A recuperação do retábulo da extinta Misericórdia de Tancos foi um dos temas do Simpósio de História da Arte realizado em Óbidos.

Sobreviveu a cheias, ao abandono, à degradação e até a polimentos com banha de porco. Chegou mesmo a ser dado como desaparecido. Hoje é uma das peças que enriquece o Museu Diocesano de Santarém. Falamos do retábulo maneirista da igreja da extinta Misericórdia de Tancos, um trabalho do pintor Simão Rodrigues restaurado no âmbito do projeto Rota das Catedrais, cuja história foi recordada durante o 2.º Simpósio de História e Arte na Misericórdia, realizado nos dias 5 e 6 de julho, pela Misericórdia de Óbidos.

A história do retábulo de Tancos remonta a 1590, tendo sido executado cinco anos após a conclusão do templo, construído nas margens do Tejo. Esta proximidade ao rio ditou a progressiva degradação quer da igreja quer do retábulo. 

O edifício “ficava numa zona de cheias e todos os anos inundava”, referiu Eva Neves, técnica do Museu Diocesano de Santarém, contando que, após a extinção da irmandade, em 1875, o templo chegou a ser ocupado por um batalhão do exercício e foi profanado e roubado.

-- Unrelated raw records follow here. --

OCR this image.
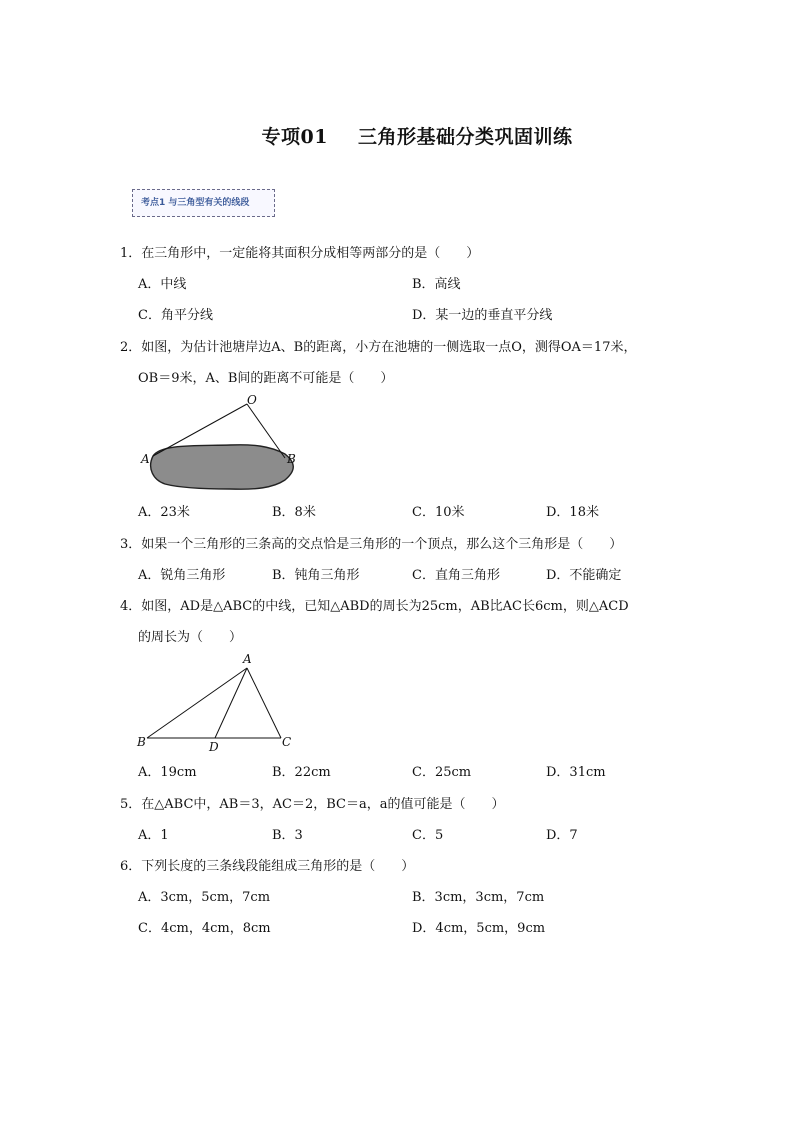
专项01 三角形基础分类巩固训练
考点1 与三角型有关的线段
1．在三角形中，一定能将其面积分成相等两部分的是（　　）
A．中线	B．高线
C．角平分线	D．某一边的垂直平分线
2．如图，为估计池塘岸边A、B的距离，小方在池塘的一侧选取一点O，测得OA＝17米，
OB＝9米，A、B间的距离不可能是（　　）
O
A	B
A．23米	B．8米	C．10米	D．18米
3．如果一个三角形的三条高的交点恰是三角形的一个顶点，那么这个三角形是（　　）
A．锐角三角形	B．钝角三角形	C．直角三角形	D．不能确定
4．如图，AD是△ABC的中线，已知△ABD的周长为25cm，AB比AC长6cm，则△ACD
的周长为（　　）
A
B	D	C
A．19cm	B．22cm	C．25cm	D．31cm
5．在△ABC中，AB＝3，AC＝2，BC＝a，a的值可能是（　　）
A．1	B．3	C．5	D．7
6．下列长度的三条线段能组成三角形的是（　　）
A．3cm，5cm，7cm	B．3cm，3cm，7cm
C．4cm，4cm，8cm	D．4cm，5cm，9cm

Mas, tanto os azulejos como o retábulo acabariam por sobreviver e, no final da primeira metade do século XX, seriam resgatados. O painel azulejar foi, por decisão da Direção Geral dos Edifícios e Monumentos Nacionais, removido e reaproveitado noutros templos que estavam então a ser restaurados. O retábulo seguiu para a Igreja Matriz de Tancos, “mas nunca foi montado”.

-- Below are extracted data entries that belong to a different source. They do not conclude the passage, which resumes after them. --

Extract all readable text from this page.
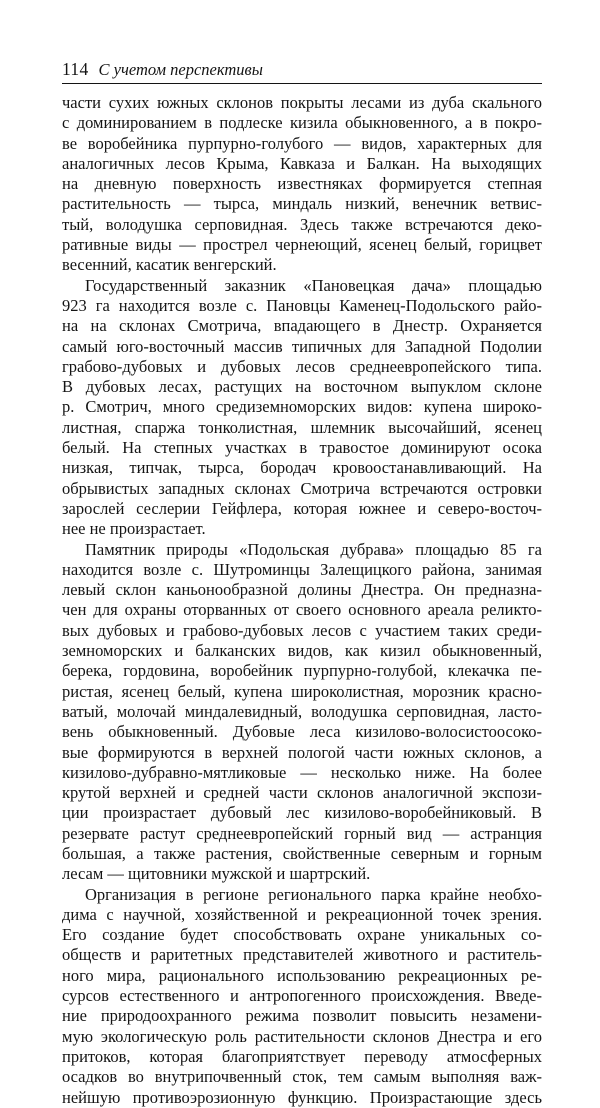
114 С учетом перспективы

части сухих южных склонов покрыты лесами из дуба скального
с доминированием в подлеске кизила обыкновенного, а в покро-
ве воробейника пурпурно-голубого — видов, характерных для
аналогичных лесов Крыма, Кавказа и Балкан. На выходящих
на дневную поверхность известняках формируется степная
растительность — тырса, миндаль низкий, венечник ветвис-
тый, володушка серповидная. Здесь также встречаются деко-
ративные виды — прострел чернеющий, ясенец белый, горицвет
весенний, касатик венгерский.

Государственный заказник «Пановецкая дача» площадью
923 га находится возле с. Пановцы Каменец-Подольского райо-
на на склонах Смотрича, впадающего в Днестр. Охраняется
самый юго-восточный массив типичных для Западной Подолии
грабово-дубовых и дубовых лесов среднеевропейского типа.
В дубовых лесах, растущих на восточном выпуклом склоне
р. Смотрич, много средиземноморских видов: купена широко-
листная, спаржа тонколистная, шлемник высочайший, ясенец
белый. На степных участках в травостое доминируют осока
низкая, типчак, тырса, бородач кровоостанавливающий. На
обрывистых западных склонах Смотрича встречаются островки
зарослей сеслерии Гейфлера, которая южнее и северо-восточ-
нее не произрастает.

Памятник природы «Подольская дубрава» площадью 85 га
находится возле с. Шутроминцы Залещицкого района, занимая
левый склон каньонообразной долины Днестра. Он предназна-
чен для охраны оторванных от своего основного ареала реликто-
вых дубовых и грабово-дубовых лесов с участием таких среди-
земноморских и балканских видов, как кизил обыкновенный,
берека, гордовина, воробейник пурпурно-голубой, клекачка пе-
ристая, ясенец белый, купена широколистная, морозник красно-
ватый, молочай миндалевидный, володушка серповидная, ласто-
вень обыкновенный. Дубовые леса кизилово-волосистоосоко-
вые формируются в верхней пологой части южных склонов, а
кизилово-дубравно-мятликовые — несколько ниже. На более
крутой верхней и средней части склонов аналогичной экспози-
ции произрастает дубовый лес кизилово-воробейниковый. В
резервате растут среднеевропейский горный вид — астранция
большая, а также растения, свойственные северным и горным
лесам — щитовники мужской и шартрский.

Организация в регионе регионального парка крайне необхо-
дима с научной, хозяйственной и рекреационной точек зрения.
Его создание будет способствовать охране уникальных со-
обществ и раритетных представителей животного и раститель-
ного мира, рационального использованию рекреационных ре-
сурсов естественного и антропогенного происхождения. Введе-
ние природоохранного режима позволит повысить незамени-
мую экологическую роль растительности склонов Днестра и его
притоков, которая благоприятствует переводу атмосферных
осадков во внутрипочвенный сток, тем самым выполняя важ-
нейшую противоэрозионную функцию. Произрастающие здесь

Quando em 2009, no âmbito da elaboração da carta de risco do património artístico da Diocese de Santarém, a equipa do museu visitou o local, encontrou o retábulo em “mau estado”. Segundo Eva Neves, as peças “estavam no chão, havia tábuas soltas, elementos partidos e a superfície pictórica encontrava-se muito escurecida”. Iniciou-se, então, o processo que levaria ao seu restauro e conservação, executado por uma equipa da Escola das Artes da Universidade Católica do Porto.

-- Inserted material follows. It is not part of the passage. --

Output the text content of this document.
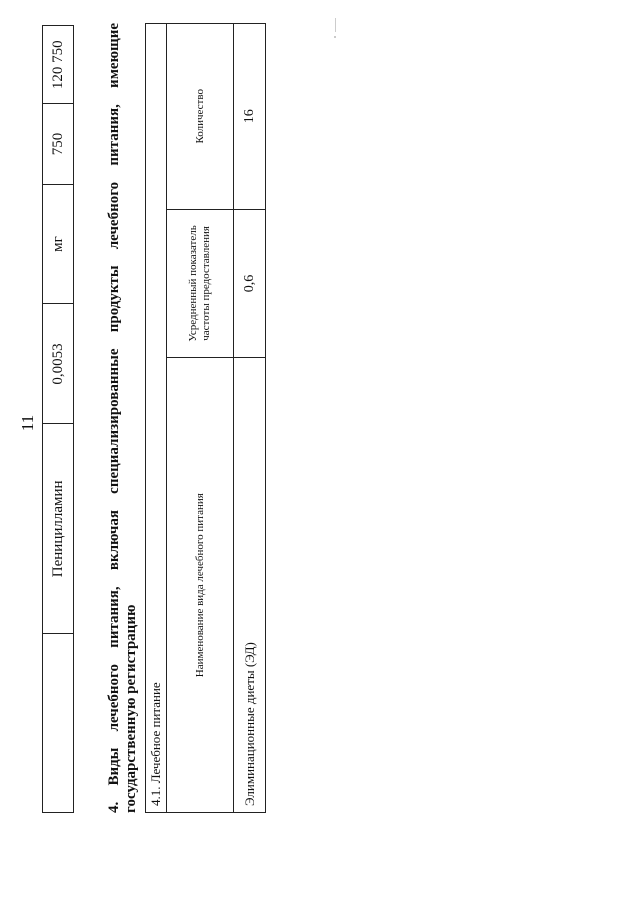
11
	Пеницилламин	0,0053	мг	750	120 750	4. Виды лечебного питания, включая специализированные продукты лечебного питания, имеющие государственную регистрацию 4.1. Лечебное питание		
Наименование вида лечебного питания	Усредненный показатель частоты предоставления	Количество
Элиминационные диеты (ЭД)	0,6	16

“Foi um trabalho monstruoso”, reconhece Eva Neves que, durante o simpósio promovido pela Misericórdia de Óbidos, expôs a intervenção feita, painel a painel, no retábulo. O da Última Ceia, por exemplo, tinha superfície “muito escurecida” e apresentava um acabamento que “ninguém sabia muito bem o que era”. Soube-se depois que, quando esteve na Igreja Matriz, havia “uma senhora zeloza que, de tempos a tempos, passava banha de porco nas pinturas, porque alguém lhe disse que assim ficavam mais visíveis”. “Quando viu o retábulo restaurado até chorou”, contou Eva Neves, admitindo que “dificilmente” haverá condições para o painel voltar à igreja de Tancos, “também ela a necessitar de intervenção”.

A atribulada história do retábulo de Tancos foi um dos exemplos de restauro de pinturas e icnografias das Misericórdias, apresentados neste simpósio de história e arte, onde se falou também da intervenção nos painéis de São Vicente, propriedade da irmandade de Óbidos, da recuperação da Igreja da Misericórdia de Leiria – hoje transformada em Centro de Diálogo Intercultural -, e do restauro da pintura mural da Igreja da Misericórdia de Alvalade do Sado.

“O trabalho de conservação e de restauro é um trabalho de ciência e de paciência”, defendeu Carla Rego, técnica do Instituto Politécnico de Tomar, que participou na recuperação dos painéis de São Vicente. A investigadora reconheceu que, apesar de alguns erros que ainda vão ocorrendo, “sobretudo por desconhecimento”, há hoje “maior sensibilidade” para esta área, nomeadamente, por parte das instituições proprietárias deste tipo de património.

Carlos Orlando, provedor da Misericórdia de Óbidos, entidade organizadora do simpósio, em parceria com a Câmara local e a União das Misericórdias Portuguesas (UMP), frisou, por isso, a importância deste tipo de iniciativas, pela “troca de experiências e partilha de saberes” que proporcionam. Além disso, é também a oportunidade de “valorizar e divulgar” o património cultural das Misericórdias de “indiscutível valor” e que dá um “importante contributo” ao sector do turismo, realçou, por seu lado, Bernardo Reis, vogal do Secretariado Nacional da UMP e provedor da Misericórdia de Braga, que considerou “essencial conhecer, preservar e estudar” esse património.  

Entre os oradores desse simpósio estiveram Pedro Raimundo e Clotilde Pratas, do Gabinete do Património Cultural da UMP. Os técnicos fizeram apresentações sobre “Pintura nas Misericórdias e das Misericórdias” e “Bandeira da Misericórdia: pintura e iconografia”, respetivamente.